La FIAC est l'ail de l'art

En cuisine, l'ail est essentiel. Condiment antédiluvien de la gastronomie, il renforce les saveurs, habille les poissons, les viandes et les légumes d'une inimitable touche. Il en est de même avec la Foire Internationale d'Art Contemporain (FIAC), qui anime la capitale d'un dense programme, du 21 au 25 octobre 2015.

Les vertus de l'ail, qu'elles concernent les saveurs, la santé ou la mythologie, l'ail étant en Chine un excellent moyen d'écarter l'œil du Diable, sont connues pour être en partie dues aux composés organo-soufrés de la plante. Les vertus de la FIAC, quant à elles, relèvent d'un autre genre de cuisine, plus complexe mais tout aussi polyvalente, car à l'origine d'un foisonnement d'activités qui, durant quelques jours, invite l'art à toutes les tables.

Le temps de cette foire est donc celui de l'enthousiasme, d'une fête où l'art en profite pour se redéfinir, être tour à tour marchandise, événement, anecdote, chefs d'œuvre, spéculation, publicité, ..., et même politique.

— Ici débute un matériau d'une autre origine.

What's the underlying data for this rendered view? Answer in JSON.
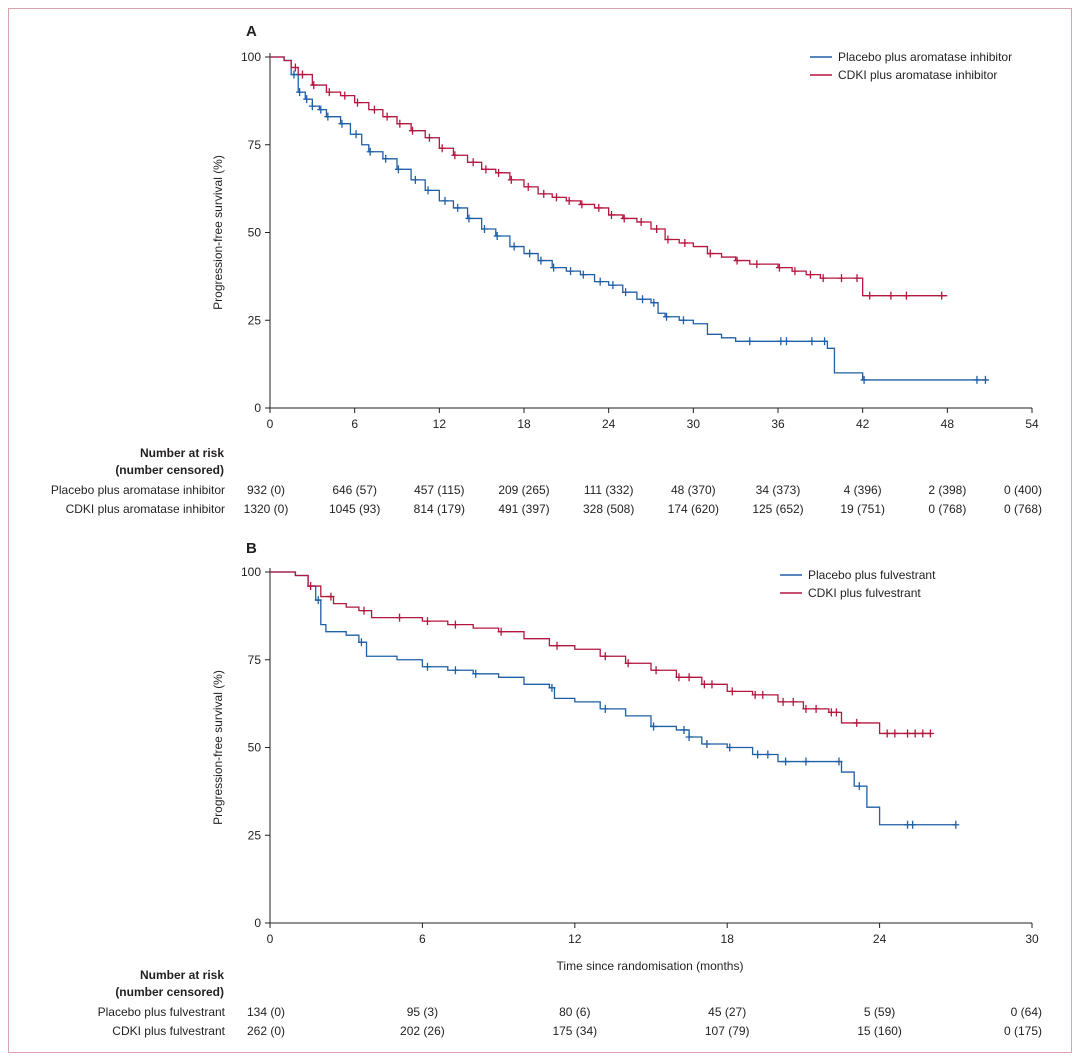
{
  "colors": {
    "placebo": "#1f5fa6",
    "cdki": "#b3163f",
    "axis": "#231f20",
    "frame": "#d9a3ae"
  },
  "chart_data": [
    {
      "type": "line",
      "panel": "A",
      "ylabel": "Progression-free survival (%)",
      "xlabel": "",
      "xlim": [
        0,
        54
      ],
      "ylim": [
        0,
        100
      ],
      "xticks": [
        0,
        6,
        12,
        18,
        24,
        30,
        36,
        42,
        48,
        54
      ],
      "yticks": [
        0,
        25,
        50,
        75,
        100
      ],
      "legend": [
        "Placebo plus aromatase inhibitor",
        "CDKI plus aromatase inhibitor"
      ],
      "series": [
        {
          "name": "Placebo plus aromatase inhibitor",
          "color_key": "placebo",
          "x": [
            0,
            1,
            1.5,
            2,
            2.5,
            3,
            3.5,
            4,
            5,
            5.7,
            6.5,
            7,
            8,
            9,
            10,
            11,
            12,
            13,
            14,
            15,
            16,
            17,
            18,
            19,
            20,
            21,
            22,
            23,
            24,
            25,
            26,
            27,
            27.5,
            28,
            29,
            30,
            31,
            32,
            33,
            34,
            36,
            37,
            38,
            39.5,
            40,
            42,
            45,
            48,
            50.8
          ],
          "y": [
            100,
            99,
            95,
            90,
            88,
            86,
            85,
            83,
            81,
            78,
            75,
            73,
            71,
            68,
            65,
            62,
            59,
            57,
            54,
            51,
            49,
            46,
            44,
            42,
            40,
            39,
            38,
            36,
            35,
            33,
            31,
            30,
            27,
            26,
            25,
            24,
            21,
            20,
            19,
            19,
            19,
            19,
            19,
            17,
            10,
            8,
            8,
            8,
            8
          ],
          "censored_x": [
            1.7,
            2.1,
            2.6,
            3,
            3.6,
            4.1,
            5.1,
            6.1,
            7.1,
            8.2,
            9.1,
            10.3,
            11.2,
            12.4,
            13.3,
            14.1,
            15.2,
            16.1,
            17.3,
            18.4,
            19.2,
            20.1,
            21.3,
            22.2,
            23.4,
            24.3,
            25.2,
            26.4,
            27.2,
            28.1,
            29.3,
            34,
            36.2,
            36.6,
            38.4,
            39.3,
            42.1,
            50.1,
            50.7
          ]
        },
        {
          "name": "CDKI plus aromatase inhibitor",
          "color_key": "cdki",
          "x": [
            0,
            1,
            1.5,
            2,
            3,
            4,
            5,
            6,
            7,
            8,
            9,
            10,
            11,
            12,
            13,
            14,
            15,
            16,
            17,
            18,
            19,
            20,
            21,
            22,
            23,
            24,
            25,
            26,
            27,
            28,
            29,
            30,
            31,
            32,
            33,
            34,
            35,
            36,
            37,
            38,
            39,
            40,
            41,
            42,
            48
          ],
          "y": [
            100,
            99,
            97,
            95,
            92,
            90,
            89,
            87,
            85,
            83,
            81,
            79,
            77,
            74,
            72,
            70,
            68,
            67,
            65,
            63,
            61,
            60,
            59,
            58,
            57,
            55,
            54,
            53,
            51,
            48,
            47,
            46,
            44,
            43,
            42,
            41,
            41,
            40,
            39,
            38,
            37,
            37,
            37,
            32,
            32
          ],
          "censored_x": [
            1.8,
            2.3,
            3.1,
            4.2,
            5.3,
            6.2,
            7.4,
            8.3,
            9.2,
            10.1,
            11.3,
            12.2,
            13.1,
            14.4,
            15.3,
            16.2,
            17.1,
            18.3,
            19.4,
            20.3,
            21.2,
            22.1,
            23.3,
            24.2,
            25.1,
            26.3,
            27.4,
            28.2,
            29.4,
            31.2,
            33.1,
            34.5,
            36.1,
            37.2,
            38.3,
            39.2,
            40.5,
            41.6,
            42.5,
            44,
            45.1,
            47.6
          ]
        }
      ],
      "risk_header": [
        "Number at risk",
        "(number censored)"
      ],
      "risk_rows": [
        {
          "label": "Placebo plus aromatase inhibitor",
          "values": [
            "932 (0)",
            "646 (57)",
            "457 (115)",
            "209 (265)",
            "111 (332)",
            "48 (370)",
            "34 (373)",
            "4 (396)",
            "2 (398)",
            "0 (400)"
          ]
        },
        {
          "label": "CDKI plus aromatase inhibitor",
          "values": [
            "1320 (0)",
            "1045 (93)",
            "814 (179)",
            "491 (397)",
            "328 (508)",
            "174 (620)",
            "125 (652)",
            "19 (751)",
            "0 (768)",
            "0 (768)"
          ]
        }
      ]
    },
    {
      "type": "line",
      "panel": "B",
      "ylabel": "Progression-free survival (%)",
      "xlabel": "Time since randomisation (months)",
      "xlim": [
        0,
        30
      ],
      "ylim": [
        0,
        100
      ],
      "xticks": [
        0,
        6,
        12,
        18,
        24,
        30
      ],
      "yticks": [
        0,
        25,
        50,
        75,
        100
      ],
      "legend": [
        "Placebo plus fulvestrant",
        "CDKI plus fulvestrant"
      ],
      "series": [
        {
          "name": "Placebo plus fulvestrant",
          "color_key": "placebo",
          "x": [
            0,
            1,
            1.5,
            1.8,
            2,
            2.2,
            3,
            3.5,
            3.8,
            5,
            6,
            7,
            8,
            9,
            10,
            11,
            11.2,
            12,
            13,
            14,
            15,
            16,
            16.5,
            17,
            18,
            19,
            20,
            21,
            22,
            22.5,
            23,
            23.5,
            24,
            27
          ],
          "y": [
            100,
            99,
            96,
            92,
            85,
            83,
            82,
            80,
            76,
            75,
            73,
            72,
            71,
            70,
            68,
            67,
            64,
            63,
            61,
            59,
            56,
            55,
            53,
            51,
            50,
            48,
            46,
            46,
            46,
            43,
            39,
            33,
            28,
            28
          ],
          "censored_x": [
            1.9,
            3.6,
            6.2,
            7.3,
            8.1,
            11.1,
            13.2,
            15.1,
            16.3,
            16.5,
            17.2,
            18.1,
            19.2,
            19.6,
            20.3,
            21.1,
            22.4,
            23.2,
            25.1,
            25.3,
            27
          ]
        },
        {
          "name": "CDKI plus fulvestrant",
          "color_key": "cdki",
          "x": [
            0,
            1,
            1.5,
            2,
            2.5,
            3,
            3.5,
            4,
            5,
            6,
            7,
            8,
            9,
            10,
            11,
            12,
            13,
            14,
            15,
            16,
            17,
            18,
            19,
            20,
            21,
            22,
            22.5,
            23,
            23.5,
            24,
            26
          ],
          "y": [
            100,
            99,
            96,
            93,
            91,
            90,
            89,
            87,
            87,
            86,
            85,
            84,
            83,
            81,
            79,
            78,
            76,
            74,
            72,
            70,
            68,
            66,
            65,
            63,
            61,
            60,
            57,
            57,
            57,
            54,
            54
          ],
          "censored_x": [
            1.6,
            2.4,
            3.7,
            5.1,
            6.2,
            7.3,
            9.1,
            11.3,
            13.2,
            14.1,
            15.2,
            16.1,
            16.5,
            17.1,
            17.4,
            18.2,
            19.1,
            19.4,
            20.2,
            20.6,
            21.1,
            21.5,
            22.1,
            22.3,
            23.1,
            24.3,
            24.6,
            25.1,
            25.4,
            25.7,
            26
          ]
        }
      ],
      "risk_header": [
        "Number at risk",
        "(number censored)"
      ],
      "risk_rows": [
        {
          "label": "Placebo plus fulvestrant",
          "values": [
            "134 (0)",
            "95 (3)",
            "80 (6)",
            "45 (27)",
            "5 (59)",
            "0 (64)"
          ]
        },
        {
          "label": "CDKI plus fulvestrant",
          "values": [
            "262 (0)",
            "202 (26)",
            "175 (34)",
            "107 (79)",
            "15 (160)",
            "0 (175)"
          ]
        }
      ]
    }
  ]
}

Un mot illustré et commenté par l'artiste Majida Khattari, avec une performance, Luxe, Oil and Arrogance, sur les nouvelles acheteuses portant abayas noires et accessoires de luxe, déambulant dans les allées des foires – de Bâle à Miami, Dubaï et Paris (...). Entre rejet et fascination mutuels, art et luxe apparaissent comme les rares vecteurs d’échange entre deux mondes tous deux confrontés à la violence religieuse et politique. Un mot repris par l'artiste Mathieu Mercier, un des premiers prix Marcel Duchamp, en 2003, pour qui l'art est éminemment politique tant qu'il ne le manifeste pas.

Mais, que l'on soit d'accord ou non, dans les deux cas, l'art se découvre à la FIAC.